We have introduced the gPBWT, a graph based generalization of the PBWT. We have demonstrated that a gPBWT can be built for a substantial genome graph (all of human chromosome 22 and the associated chromosome 22 substitutions and indels in 1000 Genomes). Using this data structure, we have been able to quickly determine that the haplotype consistency rates of random walks and primary and secondary read mappings differ substantially from each other, and based on the observed distributions we hypothesize that consistency with very few haplotypes can be a symptom of a poor alignment. A sophisticated analysis of haplotype consistency rate distributions could thus improve alignment scoring (although from a variant calling perspective it would be incorrect to independently penalize each read with the full cost of a required recombination).

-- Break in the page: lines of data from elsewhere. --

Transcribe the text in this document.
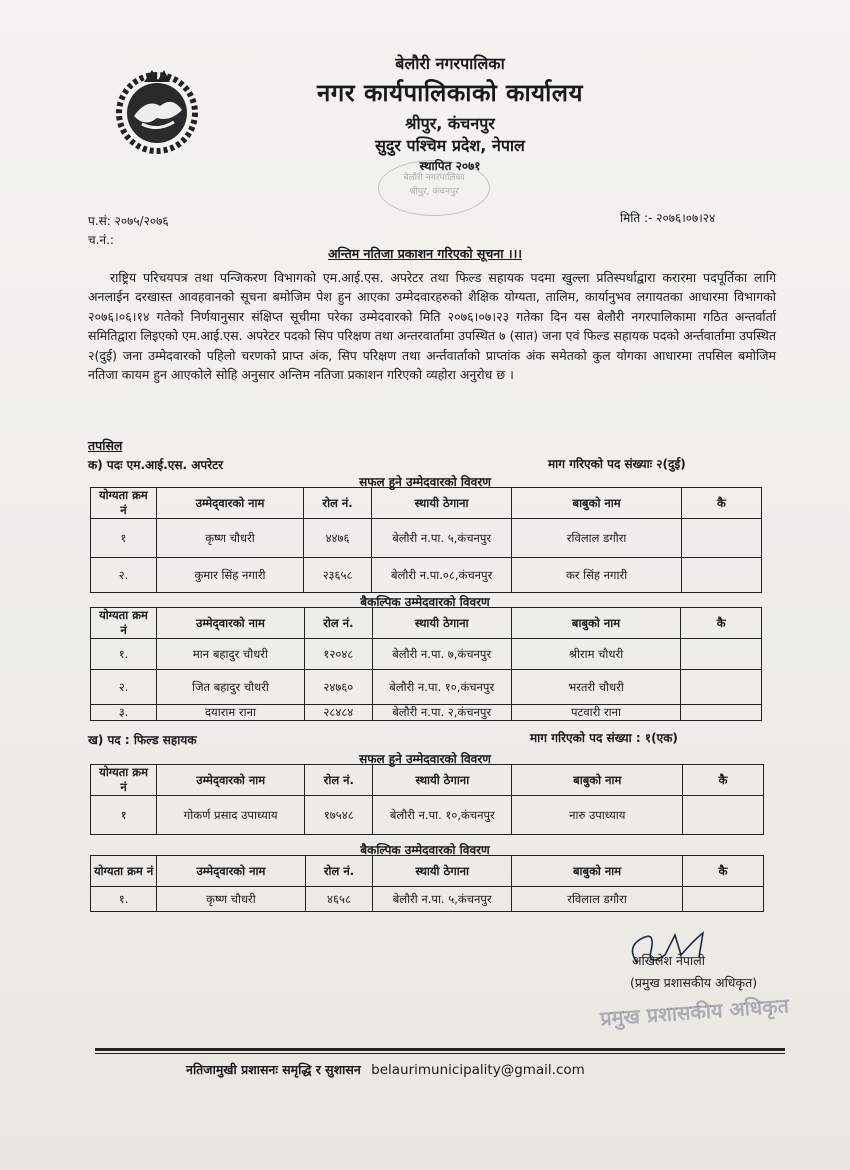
बेलौरी नगरपालिका
नगर कार्यपालिकाको कार्यालय
श्रीपुर, कंचनपुर
सुदुर पश्चिम प्रदेश, नेपाल
स्थापित २०७१
बेलौरी नगरपालिका
श्रीपुर, कंचनपुर
प.सं: २०७५/२०७६
च.नं.:
मिति :- २०७६।०७।२४
अन्तिम नतिजा प्रकाशन गरिएको सूचना ।।।
राष्ट्रिय परिचयपत्र तथा पन्जिकरण विभागको एम.आई.एस. अपरेटर तथा फिल्ड सहायक पदमा खुल्ला प्रतिस्पर्धाद्वारा करारमा पदपूर्तिका लागि अनलाईन दरखास्त आवहवानको सूचना बमोजिम पेश हुन आएका उम्मेदवारहरुको शैक्षिक योग्यता, तालिम, कार्यानुभव लगायतका आधारमा विभागको २०७६।०६।१४ गतेको निर्णयानुसार संक्षिप्त सूचीमा परेका उम्मेदवारको मिति २०७६।०७।२३ गतेका दिन यस बेलौरी नगरपालिकामा गठित अन्तर्वार्ता समितिद्वारा लिइएको एम.आई.एस. अपरेटर पदको सिप परिक्षण तथा अन्तरवार्तामा उपस्थित ७ (सात) जना एवं फिल्ड सहायक पदको अर्न्तवार्तामा उपस्थित २(दुई) जना उम्मेदवारको पहिलो चरणको प्राप्त अंक, सिप परिक्षण तथा अर्न्तवार्ताको प्राप्तांक अंक समेतको कुल योगका आधारमा तपसिल बमोजिम नतिजा कायम हुन आएकोले सोहि अनुसार अन्तिम नतिजा प्रकाशन गरिएको व्यहोरा अनुरोध छ ।
तपसिल
क) पदः एम.आई.एस. अपरेटर	माग गरिएको पद संख्याः २(दुई)
सफल हुने उम्मेदवारको विवरण
योग्यता क्रम नं	उम्मेद्‌वारको नाम	रोल नं.	स्थायी ठेगाना	बाबुको नाम	कै
१	कृष्ण चौधरी	४४७६	बेलौरी न.पा. ५,कंचनपुर	रविलाल डगौरा	
२.	कुमार सिंह नगारी	२३६५८	बेलौरी न.पा.०८,कंचनपुर	कर सिंह नगारी	
बैकल्पिक उम्मेदवारको विवरण
योग्यता क्रम नं	उम्मेद्‌वारको नाम	रोल नं.	स्थायी ठेगाना	बाबुको नाम	कै
१.	मान बहादुर चौधरी	१२०४८	बेलौरी न.पा. ७,कंचनपुर	श्रीराम चौधरी	
२.	जित बहादुर चौधरी	२४७६०	बेलौरी न.पा. १०,कंचनपुर	भरतरी चौधरी	
३.	दयाराम राना	२८४८४	बेलौरी न.पा. २,कंचनपुर	पटवारी राना	
ख) पद : फिल्ड सहायक	माग गरिएको पद संख्या : १(एक)
सफल हुने उम्मेदवारको विवरण
योग्यता क्रम नं	उम्मेद्‌वारको नाम	रोल नं.	स्थायी ठेगाना	बाबुको नाम	कै
१	गोकर्ण प्रसाद उपाध्याय	१७५४८	बेलौरी न.पा. १०,कंचनपुर	नारु उपाध्याय	
बैकल्पिक उम्मेदवारको विवरण
योग्यता क्रम नं	उम्मेद्‌वारको नाम	रोल नं.	स्थायी ठेगाना	बाबुको नाम	कै
१.	कृष्ण चौधरी	४६५८	बेलौरी न.पा. ५,कंचनपुर	रविलाल डगौरा	
अखिलेश नेपाली
(प्रमुख प्रशासकीय अधिकृत)
प्रमुख प्रशासकीय अधिकृत
नतिजामुखी प्रशासनः समृद्धि र सुशासन belaurimunicipality@gmail.com
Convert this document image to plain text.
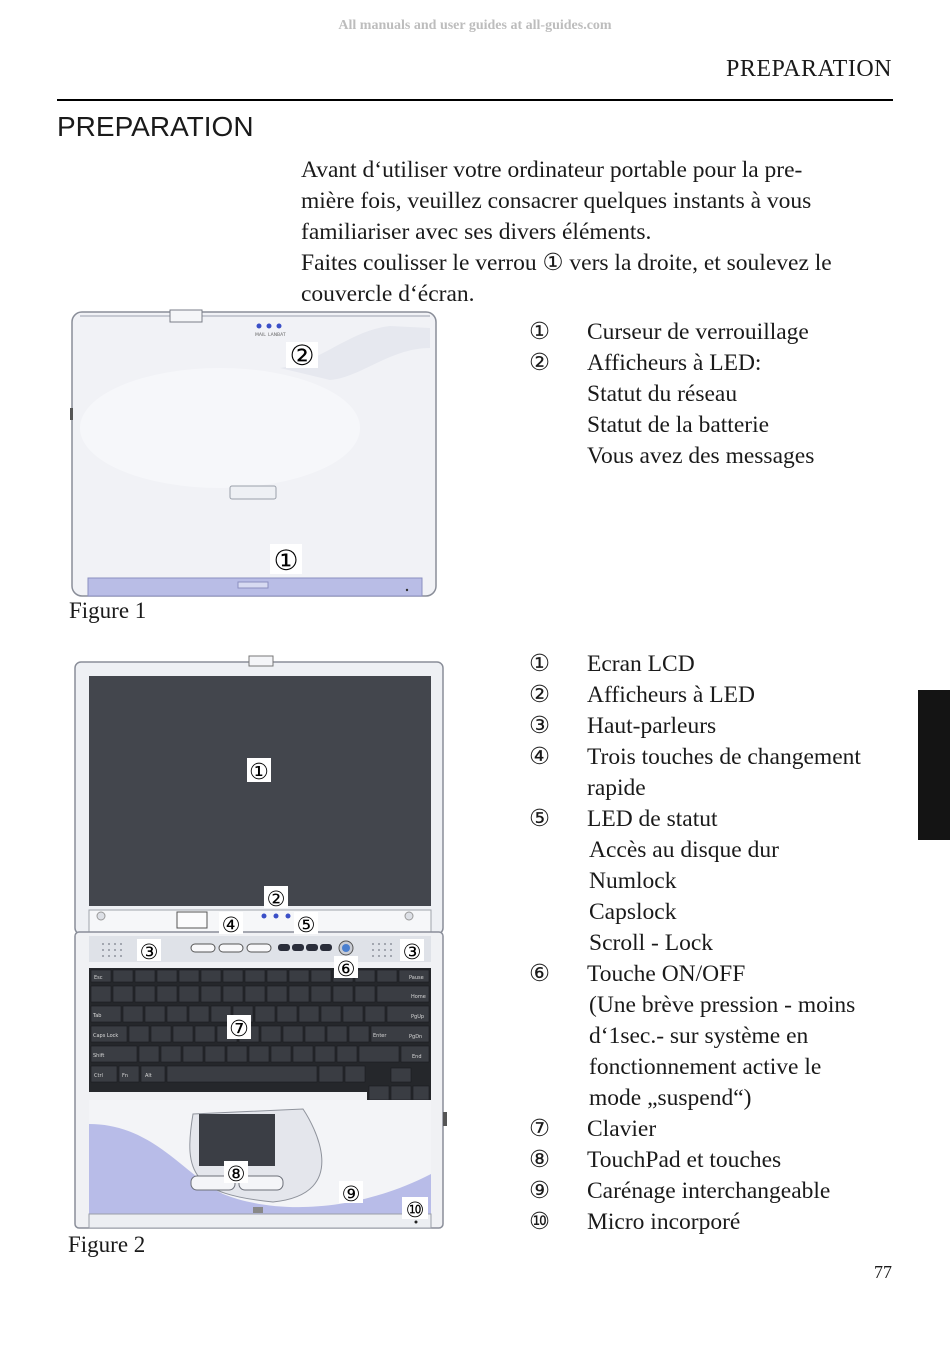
All manuals and user guides at all-guides.com
PREPARATION
PREPARATION

Avant d‘utiliser votre ordinateur portable pour la pre-

mière fois, veuillez consacrer quelques instants à vous

familiariser avec ses divers éléments.

Faites coulisser le verrou ① vers la droite, et soulevez le

couvercle d‘écran.

MAIL LAN BAT
②
①
Figure 1
①	Curseur de verrouillage
②	Afficheurs à LED:
Statut du réseau
Statut de la batterie
Vous avez des messages
Esc
Caps Lock
Tab
Ctrl	Fn	Alt
Shift
Enter
Pause
Home
End
PgUp
PgDn
①
②
④	⑤
③	③
⑥
⑦
⑧
⑨
⑩
Figure 2
①	Ecran LCD
②	Afficheurs à LED
③	Haut-parleurs
④	Trois touches de changement
rapide
⑤	LED de statut
Accès au disque dur
Numlock
Capslock
Scroll - Lock
⑥	Touche ON/OFF
(Une brève pression - moins
d‘1sec.- sur système en
fonctionnement active le
mode „suspend“)
⑦	Clavier
⑧	TouchPad et touches
⑨	Carénage interchangeable
⑩	Micro incorporé
77
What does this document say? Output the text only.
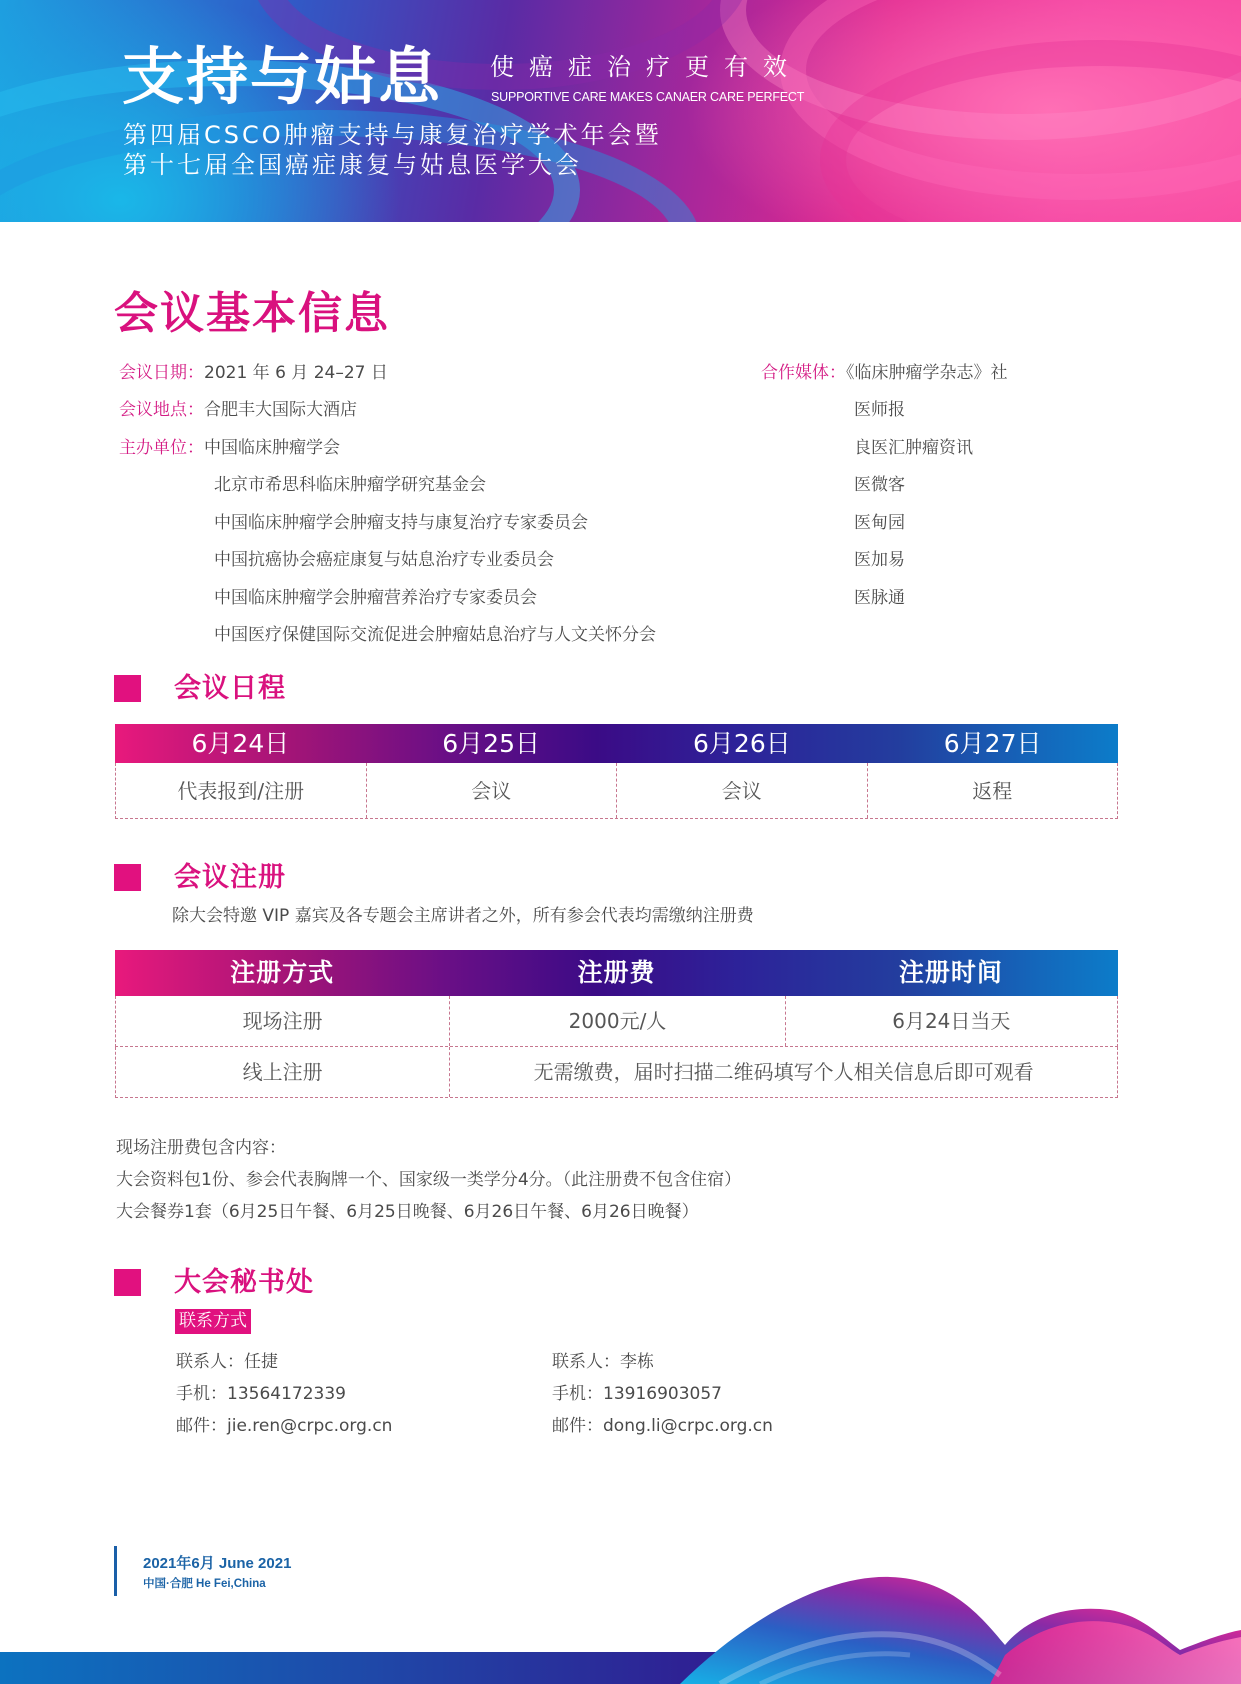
支持与姑息 使癌症治疗更有效
SUPPORTIVE CARE MAKES CANAER CARE PERFECT
第四届CSCO肿瘤支持与康复治疗学术年会暨
第十七届全国癌症康复与姑息医学大会
会议基本信息
会议日期：2021 年 6 月 24–27 日
会议地点：合肥丰大国际大酒店
主办单位：中国临床肿瘤学会
北京市希思科临床肿瘤学研究基金会
中国临床肿瘤学会肿瘤支持与康复治疗专家委员会
中国抗癌协会癌症康复与姑息治疗专业委员会
中国临床肿瘤学会肿瘤营养治疗专家委员会
中国医疗保健国际交流促进会肿瘤姑息治疗与人文关怀分会
合作媒体：《临床肿瘤学杂志》社
医师报
良医汇肿瘤资讯
医微客
医甸园
医加易
医脉通
会议日程
6月24日	6月25日	6月26日	6月27日
代表报到/注册	会议	会议	返程
会议注册
除大会特邀 VIP 嘉宾及各专题会主席讲者之外，所有参会代表均需缴纳注册费
注册方式	注册费	注册时间
现场注册	2000元/人	6月24日当天
线上注册	无需缴费，届时扫描二维码填写个人相关信息后即可观看
现场注册费包含内容：
大会资料包1份、参会代表胸牌一个、国家级一类学分4分。（此注册费不包含住宿）
大会餐券1套（6月25日午餐、6月25日晚餐、6月26日午餐、6月26日晚餐）
大会秘书处
联系方式
联系人：任捷
手机：13564172339
邮件：jie.ren@crpc.org.cn
联系人：李栋
手机：13916903057
邮件：dong.li@crpc.org.cn
2021年6月 June 2021
中国·合肥 He Fei,China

In the present experiment, we have examined only relatively simple variation: substitutions and short indels. More complex variation, like large inversions and translocations, which would have induced cycles in our genome graphs, was both absent from the 1000 Genomes data set we used and unsupported by the optimized DAG-based construction algorithm which we implemented. We expect that complex structural variation is well suited to representation as a genome graph, so supporting it efficiently should be a priority for a serious practical gPBWT construction implementation.

Extrapolating from our results on chromosome 22, we predict that a whole-genome gPBWT could be constructed for all 5,008 haplotypes of the 1000 Genomes data and stored in the main memory of a contemporary computer. Looking forward, this combination of genome graph and gPBWT could potentially enable efficient mapping not just to one reference genome or collapsed genome graph, but simultaneously to a large set of genomes related by a genome graph.